I’m not entirely sure who decided to call the first debate Trump’s “WrestleMania.” It’s a weird term for a debate because Trump has been involved in a WrestleMania before, and it did not look like a debate. It looked like a wrestling event.
The Washington Post, clearly not filled with wrestling nerds, and their ill-advised terminology aside, there is a lot to take in from this write-up of Trump’s debate prep. There don’t appear to be any scripted rehearsals of a debate in the works. They aren’t going over the talking points. They aren’t making the candidate read briefing books on the issues and the opponent.
Donald Trump is taking a different approach. He summons his informal band of counselors — including former New York mayor Rudy Giuliani, talk-radio host Laura Ingraham and ousted Fox News Channel chairman Roger Ailes — to his New Jersey golf course for Sunday chats. Over bacon cheeseburgers, hot dogs and glasses of Coca-Cola, they test out zingers and chew over ways to refine the Republican nominee’s pitch.
Trump’s aides have put together briefing books, not that the candidate is devoting much time to reading them. Trump is not holding any mock debates, proudly boasting that a performer with his talents does not need that sort of prepping. Should Trump submit to traditional rehearsals, some associates are talking about casting Ingraham, an adversarial chronicler of Clinton scandals, to play the Democratic nominee.
I suppose one thing that is considered “right” here is the use of a shrill, mildly insane woman to play the part of Hillary Clinton. Other than that, there’s nothing here that makes it look like Trump wants to win this thing.
See, the debates make or break candidacies, and no candidacy is already more broken than Donald Trump’s. He is regularly behind in the polls and, as a result, is fighting from a position of weakness. That is something the debates can help with. A lot. The chance to show you are better than your opponent when it comes to taking on the issues is what makes the debates a thing we do. But if you’re not even really focusing on the issues and simply practicing some good zingers, you take an unimaginably huge risk with your candidacy.

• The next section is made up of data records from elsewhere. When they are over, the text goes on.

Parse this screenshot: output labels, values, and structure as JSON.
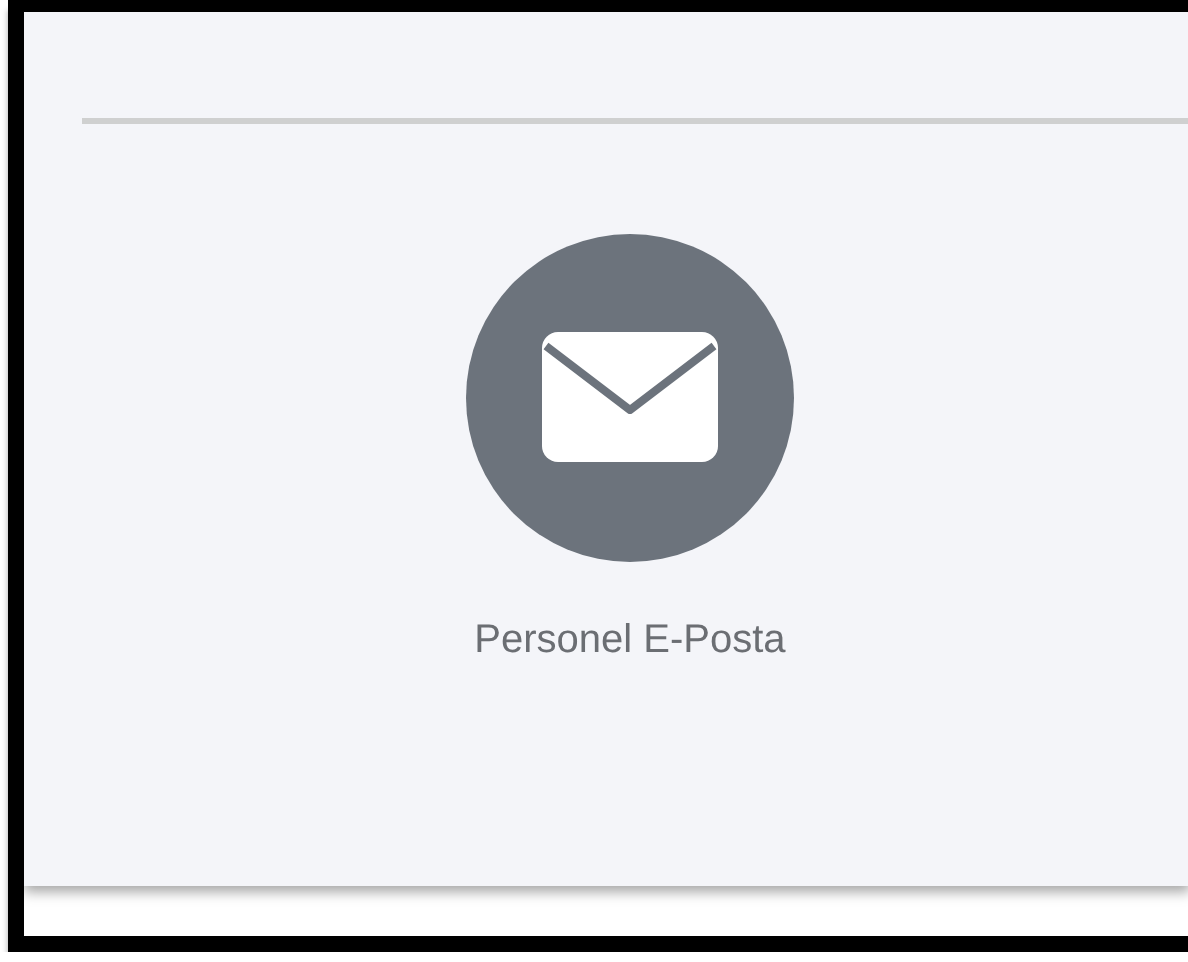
{
  "tile": {
    "label": "Personel E-Posta"
  }
}
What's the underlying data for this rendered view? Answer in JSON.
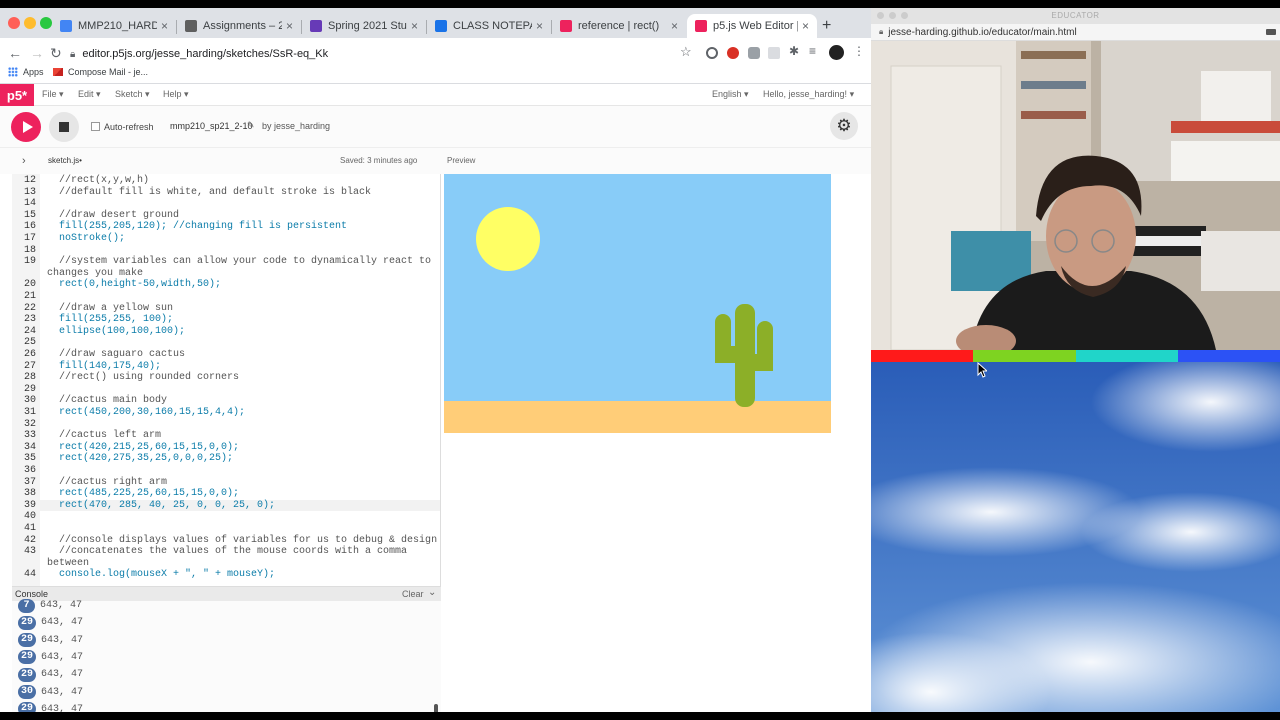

As the Post admits a few paragraphs later in their story, the Clinton camp has to fight the battle on two fronts: Trump’s unpredictable insults and the level of distrust the American people have for her. A competent campaign would be focusing on the latter right now, and making a case that their guy is the more trustworthy of the two. What this candidate is doing is preparing himself to say something clever and right. What we all know he will say is something along the lines of “Hillary Clinton is untrustworthy. However, I’m unhinged and she probably drinks the blood of the innocent. Mexicans are the ones who steal your socks from the dryer and that’s why you have ten socks with no matches.”*
That’s why this story is so baffling. There are competent people actually on Trump’s campaign staff. Why they aren’t pushing harder to get him ready is beyond me. Why he, a self-described winner, doesn’t want to really ensure he is going to win is beyond me. Even if his strategy works, and he insults Clinton and throws her off her game, he doesn’t necessarily look better because of it. She just looks worse. He won’t go up in the polls so much as she’ll go down. That’s not a winning strategy.
*This is not an admission that I do not believe she doesn’t drink the blood of the innocent, but an admission that the average American doesn’t believe it to be true. I would never be so careless in my study of the politics as to completely disregard the idea that she needs to drink blood in order to stay alive.